For enterprises managing mobile fleets, especially with BYOD policies or large user bases in banking and financial services, oversight must extend beyond installed apps to device behavior, permission use, and anomaly detection on the endpoints themselves. The age of “good enough” mobile protection is fading.
This month, researchers also discovered a coordinated campaign in which 131 Google Chrome WhatsApp web automation extensions were compromised and used to send spam at scale, primarily targeting Brazilian users.
These extensions, collectively used by about 20,905 active users, shared a common codebase and infrastructure, according to supply‑chain security firm Socket. What looked like legitimate tools for “turning WhatsApp into a sales funnel” were instead running hidden automation, blasting bulk messages without users being aware.
The campaign worked through a franchise model: a company called DBX Tecnologia offered white‑label versions of these extensions, allowing affiliates to distribute clones under various names while tapping the same backend platform.
Many of the extensions claimed to provide CRM or marketing functionality, but in practice they were spam bots, often pushing unsolicited offers, phishing links, or malware to contacts via WhatsApp.
What’s especially alarming is the dual‑risk this poses. First, from the user perspective, installing what seems like a productivity tool but unwittingly participating in a spam network; and second, from the enterprise/platform perspective, WhatsApp’s ecosystem being exploited as a mass‑spam delivery system, eroding trust and increasing risk.
Because the extensions automated WhatsApp Web actions within the browser, they were able to bypass many of the platform’s anti‑spam protections by mimicking human‑like behavior.
A financially motivated cybercrime campaign dubbed “Jingle Thief”, which targets cloud infrastructures within the retail and consumer‑services sectors to carry out large‑scale gift‑card fraud, was discovered by Palo Alto Networks Unit 42 researchers.
The attackers begin with phishing or smishing campaigns to harvest credentials, particularly for Microsoft 365 services. Once access is gained, they conduct deep reconnaissance of SharePoint, OneDrive, and Entra ID environments to locate gift‑card issuing workflows and internal documentation.
What makes this campaign particularly dangerous is how little it relies on malware or endpoint exploits. Instead, the threat actors operate almost entirely within legitimate cloud services, blending into normal user behavior.
In one observed intrusion, they maintained access for approximately ten months and compromised more than 60 user accounts in a single organization before executing unauthorized gift‑card issuance.
Gift cards make an attractive target as they’re easily monetized, hard to trace, and often treated as low‑risk assets within organizations.
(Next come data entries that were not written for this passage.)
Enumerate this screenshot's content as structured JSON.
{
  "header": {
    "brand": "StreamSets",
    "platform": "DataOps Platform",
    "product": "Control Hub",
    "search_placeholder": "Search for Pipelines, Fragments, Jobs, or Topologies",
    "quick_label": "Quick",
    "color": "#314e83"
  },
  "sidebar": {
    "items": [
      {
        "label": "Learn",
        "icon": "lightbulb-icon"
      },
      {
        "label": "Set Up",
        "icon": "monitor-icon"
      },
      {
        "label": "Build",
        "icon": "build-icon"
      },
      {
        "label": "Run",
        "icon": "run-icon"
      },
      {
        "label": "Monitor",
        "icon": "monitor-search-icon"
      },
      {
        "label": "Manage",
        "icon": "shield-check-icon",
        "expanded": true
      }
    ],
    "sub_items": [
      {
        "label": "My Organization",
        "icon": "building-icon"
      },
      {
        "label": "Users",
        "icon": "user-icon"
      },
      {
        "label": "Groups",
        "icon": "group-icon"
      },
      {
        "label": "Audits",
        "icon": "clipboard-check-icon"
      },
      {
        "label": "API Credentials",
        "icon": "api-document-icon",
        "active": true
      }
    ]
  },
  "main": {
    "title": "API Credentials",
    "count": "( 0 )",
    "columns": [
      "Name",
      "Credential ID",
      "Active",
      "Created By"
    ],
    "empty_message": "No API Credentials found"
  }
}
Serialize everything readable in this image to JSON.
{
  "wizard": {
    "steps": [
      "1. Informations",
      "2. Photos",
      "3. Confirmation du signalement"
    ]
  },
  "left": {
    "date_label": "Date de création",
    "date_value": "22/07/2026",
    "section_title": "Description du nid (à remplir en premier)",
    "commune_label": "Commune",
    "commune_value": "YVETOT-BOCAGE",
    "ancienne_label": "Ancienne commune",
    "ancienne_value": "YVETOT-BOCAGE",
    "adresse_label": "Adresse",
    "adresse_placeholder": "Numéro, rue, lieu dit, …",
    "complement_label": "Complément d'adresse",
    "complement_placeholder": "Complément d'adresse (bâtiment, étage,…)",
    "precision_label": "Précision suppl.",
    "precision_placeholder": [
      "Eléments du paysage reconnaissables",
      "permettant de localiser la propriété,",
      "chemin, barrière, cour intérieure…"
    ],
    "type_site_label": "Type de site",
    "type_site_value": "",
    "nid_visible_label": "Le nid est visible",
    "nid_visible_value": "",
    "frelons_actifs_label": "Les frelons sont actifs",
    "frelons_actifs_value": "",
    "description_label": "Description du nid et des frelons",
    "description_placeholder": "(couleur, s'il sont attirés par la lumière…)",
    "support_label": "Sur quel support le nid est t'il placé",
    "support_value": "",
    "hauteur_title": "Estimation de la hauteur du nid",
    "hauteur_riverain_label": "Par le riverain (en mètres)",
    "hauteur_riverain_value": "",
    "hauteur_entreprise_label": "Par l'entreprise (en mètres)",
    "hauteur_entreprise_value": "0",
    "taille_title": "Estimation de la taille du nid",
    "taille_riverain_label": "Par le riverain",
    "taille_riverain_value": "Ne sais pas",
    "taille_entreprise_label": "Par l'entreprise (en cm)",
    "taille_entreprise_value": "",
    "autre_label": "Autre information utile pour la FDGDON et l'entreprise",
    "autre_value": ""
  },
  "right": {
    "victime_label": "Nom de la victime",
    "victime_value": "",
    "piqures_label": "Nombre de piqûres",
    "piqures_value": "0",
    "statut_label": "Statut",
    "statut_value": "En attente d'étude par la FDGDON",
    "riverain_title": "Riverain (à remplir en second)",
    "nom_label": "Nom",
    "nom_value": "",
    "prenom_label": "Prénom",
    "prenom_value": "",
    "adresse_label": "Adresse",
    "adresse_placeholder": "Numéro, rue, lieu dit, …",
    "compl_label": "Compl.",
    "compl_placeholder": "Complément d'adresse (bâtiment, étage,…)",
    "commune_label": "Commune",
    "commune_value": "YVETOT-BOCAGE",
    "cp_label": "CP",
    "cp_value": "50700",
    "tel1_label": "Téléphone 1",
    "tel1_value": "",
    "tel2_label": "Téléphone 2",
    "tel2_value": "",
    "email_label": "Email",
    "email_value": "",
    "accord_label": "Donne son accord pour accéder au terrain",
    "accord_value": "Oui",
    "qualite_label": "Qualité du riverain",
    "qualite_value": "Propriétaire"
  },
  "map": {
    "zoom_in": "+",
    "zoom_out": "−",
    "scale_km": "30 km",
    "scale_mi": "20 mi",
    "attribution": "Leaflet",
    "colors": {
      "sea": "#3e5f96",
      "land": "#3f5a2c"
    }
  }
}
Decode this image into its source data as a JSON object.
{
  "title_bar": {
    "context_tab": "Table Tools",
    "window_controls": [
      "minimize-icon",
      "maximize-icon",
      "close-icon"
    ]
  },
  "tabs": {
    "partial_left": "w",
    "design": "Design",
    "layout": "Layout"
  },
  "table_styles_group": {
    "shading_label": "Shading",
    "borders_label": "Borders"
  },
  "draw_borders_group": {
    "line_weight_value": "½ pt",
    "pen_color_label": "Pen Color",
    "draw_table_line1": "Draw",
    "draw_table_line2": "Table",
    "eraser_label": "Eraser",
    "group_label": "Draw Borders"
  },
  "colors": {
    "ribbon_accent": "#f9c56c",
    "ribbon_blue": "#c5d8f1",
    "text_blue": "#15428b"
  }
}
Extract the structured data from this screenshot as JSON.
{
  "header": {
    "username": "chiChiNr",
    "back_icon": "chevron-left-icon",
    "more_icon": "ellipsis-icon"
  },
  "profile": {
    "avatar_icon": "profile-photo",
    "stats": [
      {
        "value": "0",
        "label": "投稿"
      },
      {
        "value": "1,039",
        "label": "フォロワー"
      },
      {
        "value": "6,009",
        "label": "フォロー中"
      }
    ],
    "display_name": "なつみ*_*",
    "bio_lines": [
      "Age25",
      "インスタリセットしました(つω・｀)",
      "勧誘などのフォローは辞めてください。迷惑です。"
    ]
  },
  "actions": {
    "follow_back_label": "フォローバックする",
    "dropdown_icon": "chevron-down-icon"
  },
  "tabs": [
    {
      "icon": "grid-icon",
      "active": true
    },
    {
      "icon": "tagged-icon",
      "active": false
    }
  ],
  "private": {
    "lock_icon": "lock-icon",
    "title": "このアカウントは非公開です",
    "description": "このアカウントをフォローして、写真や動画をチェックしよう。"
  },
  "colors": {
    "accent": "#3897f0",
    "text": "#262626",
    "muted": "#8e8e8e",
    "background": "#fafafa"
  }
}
The Jingle Thief operation exploits that by quietly generating and redeeming gift cards through legitimate issuance systems, often timed to retail‑heavy holiday seasons when oversight is weaker.
Modern threats are about identity abuse, internal workflow manipulation, and cloud‑native persistence. Monitoring for unusual account behavior, enforcing conditional access policies, and maintaining visibility into gift‑card issuance processes are now critical layers of defense.
From mobile devices to cloud platforms, October’s cybersecurity stories underscore that threats are evolving faster than ever.
Whether it’s malware mimicking human behavior, flaws exposing sensitive personal data, or fraud quietly executed in cloud systems, vigilance, proactive defenses, and careful monitoring are essential to staying secure.